Each fall, when families (OK, moms) across my social network start posting first-day-of-school pictures, I’ve often found myself skimming quickly and with a hint of impatience. Yes, yes, our kids grow and change and lose their cherubic innocence. Yes, there are tears at the bus stop or drop-off or wherever it is that you watch your child walk away from you and toward some measure of independence. I’ve never been one to sentimentalize this. 

So imagine my shock to discover that this year, as my daughter starts high school, I’ve suddenly joined the ranks. For the first time, I hear the proverbial clock ticking, making me vigilant about “lasts”— the last time she’ll want my help assembling school supplies. The last time she’ll walk with me down the driveway to her pre-dawn bus pick-up. I caught myself looking at the calendar just yesterday, her first day, and counting the number of Thursdays we’ll see come and go together in her high school career (only about 40 per year!). It’s jarring to realize that something you love is likely to happen only a fixed number more times. And there will be a last time. 

Oddly, I think I’ve come to this awareness because of mindfulness practice—of following the ever-giving breath, cultivating gratitude, and naming sensations that I would have ignored before.  

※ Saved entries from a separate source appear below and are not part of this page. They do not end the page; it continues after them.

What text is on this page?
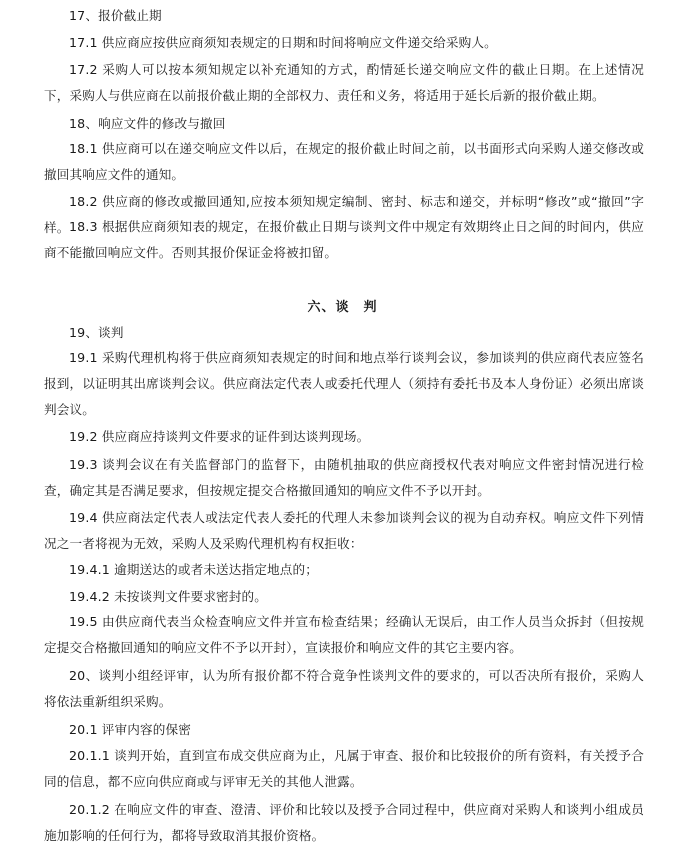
17、报价截止期
17.1 供应商应按供应商须知表规定的日期和时间将响应文件递交给采购人。
17.2 采购人可以按本须知规定以补充通知的方式，酌情延长递交响应文件的截止日期。在上述情况下，采购人与供应商在以前报价截止期的全部权力、责任和义务，将适用于延长后新的报价截止期。
18、响应文件的修改与撤回
18.1 供应商可以在递交响应文件以后，在规定的报价截止时间之前，以书面形式向采购人递交修改或撤回其响应文件的通知。
18.2 供应商的修改或撤回通知,应按本须知规定编制、密封、标志和递交，并标明“修改”或“撤回”字样。 18.3 根据供应商须知表的规定，在报价截止日期与谈判文件中规定有效期终止日之间的时间内，供应商不能撤回响应文件。否则其报价保证金将被扣留。
六、谈　判
19、谈判
19.1 采购代理机构将于供应商须知表规定的时间和地点举行谈判会议，参加谈判的供应商代表应签名报到，以证明其出席谈判会议。供应商法定代表人或委托代理人（须持有委托书及本人身份证）必须出席谈判会议。
19.2 供应商应持谈判文件要求的证件到达谈判现场。
19.3 谈判会议在有关监督部门的监督下，由随机抽取的供应商授权代表对响应文件密封情况进行检查，确定其是否满足要求，但按规定提交合格撤回通知的响应文件不予以开封。
19.4 供应商法定代表人或法定代表人委托的代理人未参加谈判会议的视为自动弃权。响应文件下列情况之一者将视为无效，采购人及采购代理机构有权拒收：
19.4.1 逾期送达的或者未送达指定地点的；
19.4.2 未按谈判文件要求密封的。
19.5 由供应商代表当众检查响应文件并宣布检查结果；经确认无误后，由工作人员当众拆封（但按规定提交合格撤回通知的响应文件不予以开封），宣读报价和响应文件的其它主要内容。
20、谈判小组经评审，认为所有报价都不符合竟争性谈判文件的要求的，可以否决所有报价，采购人将依法重新组织采购。
20.1 评审内容的保密
20.1.1 谈判开始，直到宣布成交供应商为止，凡属于审查、报价和比较报价的所有资料，有关授予合同的信息，都不应向供应商或与评审无关的其他人泄露。
20.1.2 在响应文件的审查、澄清、评价和比较以及授予合同过程中，供应商对采购人和谈判小组成员施加影响的任何行为，都将导致取消其报价资格。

For one thing, I’m able to pause and notice what’s right in front of me—and in more granular detail. More often, I register what I’m feeling as I’m feeling it, instead of having to unpack worries or resentments later, after they’ve spilled into other areas of my life. And as unhappy as I am about approaching the day my child will leave me, I now understand that loss on a spectrum of impermanence. In plain language: I will not always have my daughter with me, nor will I always feel the same sadness of her leaving. I will return to center, to balance. And she will find her own balance, without the ballast of my parenting, my everyday presence. 

That’s all to say that I see you, parents behind the cameras. I see in your first-day picture of your child the spot you’re at, not wanting to miss out, wanting to look both forward and back. I probably won’t post a first-day photo of our family (in fact I’ve already missed the deadline), but know I’m taking one—actually many—each time I remember that for every first, there is a last. And that’s OK. We’ll be OK.   

First day of school (for me), circa 1986. These were always family affairs, as both my parents were teachers.